We’re sitting in the truck, facing our hotel. Neither of us have spoken. Not on the car ride over, not since just sitting here, staring, lost in our own thoughts. I think we’re both in shock. This trip has had so many ups and downs. I did not see a single thing that happened this weekend coming. Except maybe my parent’s reaction when I called them. And I’m sure Grayson doesn’t even know what to do right now. I knew exactly how my divorce was going to pan out and I still felt untethered once things were official.

I want to reach out and touch him. To hold his hand or rub his arm. Those things would have been warm and friendly last week. Now, I’m terrified they’ll rat me out. They’ll symbolize how much more this is for me than a hookup. Grayson is naturally affectionate. I think he needs it in all of this, it’s an important part of this rebound. I have given him zero affection. It hasn’t been my normal from the start, and if I started doing it now, he’d know. And he’d cut things off.

I know I said that shouldn’t affect me. I know he wants me to act exactly how I’m feeling. It’s just so much fucking harder to make myself do it.

He clears his throat. Oh no. No, no, no. We can’t do sentimental. We cannot do big, deep feelings. I can’t survive it. I’m already hanging by a thread and when he cuts it, I am going to spiral all the way back down to heartbreak. “Sol, I do–”

A smile. A hand on the truck door handle. “Don’t worry about it. Consider it my ‘thank you’ for how welcoming you’ve been.” I have to shove myself out the door as quickly as possible because the look of hurt on his face is enough to eat me alive.

I don’t stop speed walking until my back is leaning up against the inside of my hotel room door. My chest rises and falls. I can’t keep pace with how much oxygen I need.

Just another example of Coward Sol, who lets fear ruin her life.

Chapter 24

Throwing my bag on the floor next to the door, I beeline for the couch and plop myself down haphazardly, bouncing off the cushions a few times before sinking in and grabbing a pillow to hide my face under.

I let another six-hour trip go by in silence. I was embarrassed and didn’t know how to bring up any of the million things I needed to apologize for. We didn’t talk about dancing at the bar. We didn’t talk about what happened after. We didn’t talk about the conference room. And we didn’t talk about the suffocating elephant in the room: my baggage.

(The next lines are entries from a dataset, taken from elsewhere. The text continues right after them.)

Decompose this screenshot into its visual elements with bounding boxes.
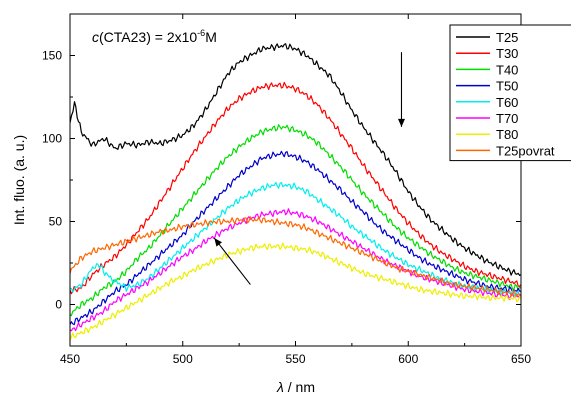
legend-label-T30: T30 — [496, 46, 518, 61]
series-line-T30 — [70, 81, 521, 295]
series-line-T60 — [70, 181, 521, 298]
x-tick-label: 500 — [173, 352, 193, 366]
arrow-head-up — [214, 238, 222, 247]
axes-group: 450 500 550 600 650 0 50 100 150 — [42, 13, 531, 366]
legend-label-T25: T25 — [496, 30, 518, 45]
legend-label-T50: T50 — [496, 79, 518, 94]
concentration-annotation: c(CTA23) = 2x10-6M — [92, 28, 217, 45]
legend-box — [449, 24, 571, 162]
legend-label-T25povrat: T25povrat — [496, 143, 555, 158]
y-tick-label: 100 — [42, 132, 62, 146]
y-axis-label: Int. fluo. (a. u.) — [11, 135, 27, 225]
y-tick-label: 0 — [55, 298, 62, 312]
arrows-group — [213, 52, 405, 285]
arrow-shaft-up — [213, 237, 251, 285]
series-line-T70 — [70, 208, 521, 332]
x-tick-label: 650 — [511, 352, 531, 366]
series-line-T40 — [70, 124, 521, 317]
legend-label-T80: T80 — [496, 127, 518, 142]
x-tick-label: 450 — [60, 352, 80, 366]
arrow-head-down — [397, 118, 405, 127]
series-line-T80 — [70, 242, 521, 341]
series-line-T25 — [70, 43, 521, 276]
plot-series-group — [70, 43, 521, 341]
legend-label-T60: T60 — [496, 95, 518, 110]
y-tick-label: 50 — [49, 215, 63, 229]
series-line-T50 — [70, 150, 521, 326]
y-tick-label: 150 — [42, 49, 62, 63]
legend-label-T70: T70 — [496, 111, 518, 126]
x-axis-label: λ / nm — [276, 379, 315, 395]
x-tick-label: 550 — [285, 352, 305, 366]
series-line-T25povrat — [70, 216, 521, 297]
legend-label-T40: T40 — [496, 62, 518, 77]
x-tick-label: 600 — [398, 352, 418, 366]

The really scary part is he was the first person I wanted to tell about my parents’ shitty phone call and my lunch with Cruz. I had been wishing all night that he was there with me at the bar. I wanted to laugh with him about the drama I overheard when we were checking out this morning. But I didn’t tell him and I never invited him. Didn’t call or even text.

“Are you hungry?” His voice sounds defeated. Stop being nice to me!Please! It’s killing me. I’m being crushed to death by equal parts guilt and feelings for him. I can’t take it.

The best I can muster is a non-committal grumble from under the pillow. He leaves it at that.

He ‘leaves it at that’ for days. He pretty much went right to bed when we got back Sunday night, and both Monday and Tuesday he spent working outside most of the day. He’s not ignoring me, but he’s not initiating any contact. And he is still doing heartbreakingly thoughtful little things to look after me. He brought the pillow I sleep on in his bed out to the couch for me in one of the very brief moments I managed to peel myself off it and go to the bathroom. He’s set out a cup of coffee for me in the microwave every morning. He went to the store and got more of my body wash I had run out of (although that’s partially his fault). He hasn’t said a single word to me unless we’re passing each other in the same space, and yet I feel like I am covered in his words. Every time I notice something he did. I don’t know how I’m possibly supposed to bring any of the things up that I need to bring up when I’ve let days and days go by. Does it even matter what I have to say at this point? The damage is done.